Hükümet oluşumunda Batı ile ilişkilerin daha yapıcı bir zeminde sürdürülmesine imkan verecek bir mekanizmanın hayata geçirilmesine özen gösterildiği de görülmektedir. Dışişleri ve AB bakanlıklarına daha önce Batı’da önemli bir tecrübesi ve networkü bulunan isimlerin seçilmesi Batı’yla ilişkilere verilen önemi göstermesi açısından sembolik değerdedir. Dış politikanın genel yönünün güçlü cumhurbaşkanlığı ve Başbakan makamı tarafından şekillendirilmesi muhtemelen devam edecektir.

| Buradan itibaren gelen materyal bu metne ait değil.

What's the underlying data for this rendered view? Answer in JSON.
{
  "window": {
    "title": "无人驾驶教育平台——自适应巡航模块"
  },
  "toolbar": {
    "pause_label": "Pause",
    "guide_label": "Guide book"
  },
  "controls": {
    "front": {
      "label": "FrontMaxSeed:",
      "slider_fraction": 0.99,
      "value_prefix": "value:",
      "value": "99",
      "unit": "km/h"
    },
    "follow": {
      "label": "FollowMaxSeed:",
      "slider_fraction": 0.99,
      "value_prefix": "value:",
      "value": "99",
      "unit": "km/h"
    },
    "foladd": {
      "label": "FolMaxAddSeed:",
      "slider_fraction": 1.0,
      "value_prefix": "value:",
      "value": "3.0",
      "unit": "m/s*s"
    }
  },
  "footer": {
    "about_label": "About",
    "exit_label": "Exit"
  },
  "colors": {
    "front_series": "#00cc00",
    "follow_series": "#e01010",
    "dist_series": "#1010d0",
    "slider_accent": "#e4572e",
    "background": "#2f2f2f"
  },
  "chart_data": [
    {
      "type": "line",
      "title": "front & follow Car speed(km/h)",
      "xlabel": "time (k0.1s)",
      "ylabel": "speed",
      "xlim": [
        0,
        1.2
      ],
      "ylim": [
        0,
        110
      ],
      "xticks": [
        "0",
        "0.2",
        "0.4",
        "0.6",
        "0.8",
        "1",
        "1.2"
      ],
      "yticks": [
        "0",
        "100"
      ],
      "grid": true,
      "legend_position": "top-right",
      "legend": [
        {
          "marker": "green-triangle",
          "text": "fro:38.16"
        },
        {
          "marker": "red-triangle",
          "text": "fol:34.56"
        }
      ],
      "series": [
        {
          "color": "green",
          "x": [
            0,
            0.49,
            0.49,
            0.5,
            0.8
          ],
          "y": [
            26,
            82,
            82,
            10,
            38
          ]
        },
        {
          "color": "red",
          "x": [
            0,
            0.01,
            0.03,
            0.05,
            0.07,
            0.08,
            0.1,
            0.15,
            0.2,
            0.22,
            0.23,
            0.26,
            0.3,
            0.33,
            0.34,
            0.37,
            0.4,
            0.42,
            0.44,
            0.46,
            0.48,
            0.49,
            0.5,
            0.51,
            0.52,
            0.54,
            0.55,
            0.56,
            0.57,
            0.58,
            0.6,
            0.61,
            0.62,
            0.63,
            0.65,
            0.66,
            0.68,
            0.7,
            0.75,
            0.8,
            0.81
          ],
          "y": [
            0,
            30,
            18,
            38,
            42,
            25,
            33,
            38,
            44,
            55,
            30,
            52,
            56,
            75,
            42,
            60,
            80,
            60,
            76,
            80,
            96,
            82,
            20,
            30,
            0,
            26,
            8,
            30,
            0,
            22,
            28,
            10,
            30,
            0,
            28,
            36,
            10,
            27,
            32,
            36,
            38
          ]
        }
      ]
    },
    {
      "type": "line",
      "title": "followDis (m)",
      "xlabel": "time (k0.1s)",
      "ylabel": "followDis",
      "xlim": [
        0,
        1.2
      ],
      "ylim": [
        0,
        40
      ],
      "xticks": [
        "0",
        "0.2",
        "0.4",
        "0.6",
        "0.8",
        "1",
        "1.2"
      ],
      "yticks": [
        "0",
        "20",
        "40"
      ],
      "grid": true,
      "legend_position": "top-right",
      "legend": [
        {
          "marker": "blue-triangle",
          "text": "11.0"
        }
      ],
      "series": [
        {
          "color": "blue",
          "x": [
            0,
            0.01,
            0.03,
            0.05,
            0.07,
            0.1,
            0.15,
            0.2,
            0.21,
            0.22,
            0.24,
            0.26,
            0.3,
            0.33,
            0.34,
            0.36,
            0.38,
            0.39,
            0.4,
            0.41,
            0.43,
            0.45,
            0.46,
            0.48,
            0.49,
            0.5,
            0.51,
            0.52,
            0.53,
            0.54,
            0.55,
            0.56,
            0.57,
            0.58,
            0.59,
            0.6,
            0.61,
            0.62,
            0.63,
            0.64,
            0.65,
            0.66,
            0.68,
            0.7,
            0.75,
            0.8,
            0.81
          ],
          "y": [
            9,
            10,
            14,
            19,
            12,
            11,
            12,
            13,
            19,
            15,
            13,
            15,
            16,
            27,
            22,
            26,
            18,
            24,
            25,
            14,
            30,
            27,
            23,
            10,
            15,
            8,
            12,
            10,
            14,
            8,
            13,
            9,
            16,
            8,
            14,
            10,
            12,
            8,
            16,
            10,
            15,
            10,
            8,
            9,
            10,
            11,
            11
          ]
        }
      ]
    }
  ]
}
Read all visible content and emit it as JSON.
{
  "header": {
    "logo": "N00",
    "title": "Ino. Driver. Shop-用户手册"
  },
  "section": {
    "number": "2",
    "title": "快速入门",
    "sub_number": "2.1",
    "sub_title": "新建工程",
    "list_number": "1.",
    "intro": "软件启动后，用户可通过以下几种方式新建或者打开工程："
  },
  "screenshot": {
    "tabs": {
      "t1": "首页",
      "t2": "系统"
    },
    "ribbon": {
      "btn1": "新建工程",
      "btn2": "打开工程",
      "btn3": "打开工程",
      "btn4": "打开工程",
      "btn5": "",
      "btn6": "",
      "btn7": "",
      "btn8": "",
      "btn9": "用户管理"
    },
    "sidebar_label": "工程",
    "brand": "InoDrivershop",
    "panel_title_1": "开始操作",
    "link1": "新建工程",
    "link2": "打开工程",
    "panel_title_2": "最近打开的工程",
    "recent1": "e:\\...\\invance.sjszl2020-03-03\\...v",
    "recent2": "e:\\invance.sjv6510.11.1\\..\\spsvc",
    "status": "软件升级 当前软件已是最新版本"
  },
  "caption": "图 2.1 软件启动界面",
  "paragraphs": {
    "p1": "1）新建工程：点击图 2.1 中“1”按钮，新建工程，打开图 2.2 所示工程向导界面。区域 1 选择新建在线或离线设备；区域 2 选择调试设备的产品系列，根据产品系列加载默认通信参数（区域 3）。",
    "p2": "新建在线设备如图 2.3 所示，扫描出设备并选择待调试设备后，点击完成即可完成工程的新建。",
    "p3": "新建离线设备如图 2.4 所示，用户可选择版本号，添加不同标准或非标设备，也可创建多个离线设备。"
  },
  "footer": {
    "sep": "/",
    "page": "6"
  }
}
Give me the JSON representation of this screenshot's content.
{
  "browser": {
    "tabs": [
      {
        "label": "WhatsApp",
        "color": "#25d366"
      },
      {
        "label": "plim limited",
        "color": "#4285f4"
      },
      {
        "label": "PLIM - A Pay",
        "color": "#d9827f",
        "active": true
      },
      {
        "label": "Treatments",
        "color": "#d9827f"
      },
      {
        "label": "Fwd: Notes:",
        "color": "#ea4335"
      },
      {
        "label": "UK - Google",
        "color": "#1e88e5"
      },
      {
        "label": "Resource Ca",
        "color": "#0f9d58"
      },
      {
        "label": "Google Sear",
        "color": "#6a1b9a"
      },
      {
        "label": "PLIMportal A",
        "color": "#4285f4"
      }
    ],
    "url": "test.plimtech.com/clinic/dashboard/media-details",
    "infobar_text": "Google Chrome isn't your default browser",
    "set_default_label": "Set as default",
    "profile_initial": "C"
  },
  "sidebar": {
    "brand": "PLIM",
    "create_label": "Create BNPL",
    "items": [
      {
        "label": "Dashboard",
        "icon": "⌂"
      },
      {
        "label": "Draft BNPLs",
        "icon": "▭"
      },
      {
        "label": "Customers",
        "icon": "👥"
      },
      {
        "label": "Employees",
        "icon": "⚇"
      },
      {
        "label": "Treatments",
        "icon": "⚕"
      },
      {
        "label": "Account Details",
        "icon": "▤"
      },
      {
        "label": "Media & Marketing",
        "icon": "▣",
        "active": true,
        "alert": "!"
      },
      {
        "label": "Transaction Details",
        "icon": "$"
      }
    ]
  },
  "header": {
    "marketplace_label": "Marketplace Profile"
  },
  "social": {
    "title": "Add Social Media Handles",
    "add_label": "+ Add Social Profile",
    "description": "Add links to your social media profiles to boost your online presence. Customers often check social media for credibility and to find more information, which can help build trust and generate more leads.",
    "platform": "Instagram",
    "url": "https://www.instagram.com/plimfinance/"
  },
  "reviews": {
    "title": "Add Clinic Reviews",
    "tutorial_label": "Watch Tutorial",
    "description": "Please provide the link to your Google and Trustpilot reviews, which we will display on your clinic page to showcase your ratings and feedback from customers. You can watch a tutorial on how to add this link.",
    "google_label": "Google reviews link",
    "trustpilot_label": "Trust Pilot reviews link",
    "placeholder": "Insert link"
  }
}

Fakat ABD ve Avrupa dosyalarının Dışişleri ve AB bakanlıklarınca yürütülmesi, ekonomi yönetiminde yapılan tercihlerle sürekliliğe yapılan vurguya benzer biçimde, Batı’ya ve uluslararası kamuoyuna verilen önemli cevaplardır. Bu adımların İslamcılaşma-otoriterleşme eleştirilerini medya ve düşünce kuruluşları nezdinde ortadan kaldırması zor görünse de, Türkiye bu eleştirilere cevap vermesini mümkün kılacak yeni bir demokratikleşme sürecini başlatmak için önemli bir fırsat penceresi kazanmıştır.
 
Yine de bu noktada hatırlanması gereken önemli bir husus şudur: Türkiye’nin ABD’yle son dönemde yaşadığı ‘soğukluğun’ bir sebebi otoriterleşme eleştirisi olsa da büyük ölçüde Amerika’nın Suriye gibi bazı önemli bölgesel politikalarda kendisinden beklenen adımları atmamasıdır. İlişkilerde normalleşme bir ölçüde ABD’nin bölgesel krizlerde hareketsizliğini sona erdirip daha etkin bir biçimde çözüm ortağı olmasıyla da doğru orantılıdır. Fakat Kasım’daki Kongre ara-seçimleri öncesinde Başkan Obama’nın ciddi bir dış politika adımı atması zor görünmektedir ve ilişkilerde tam anlamıyla normalleşme daha sonrasında beklenebilir. Öte yandan, AB içerisinde süren sorunlar dikkate alındığında üyelik sürecinin ciddi bir ivme kazanması zaman alacaktır.
 
*Bu yazı Star- Açık Görüş’te yayınlanmıştır.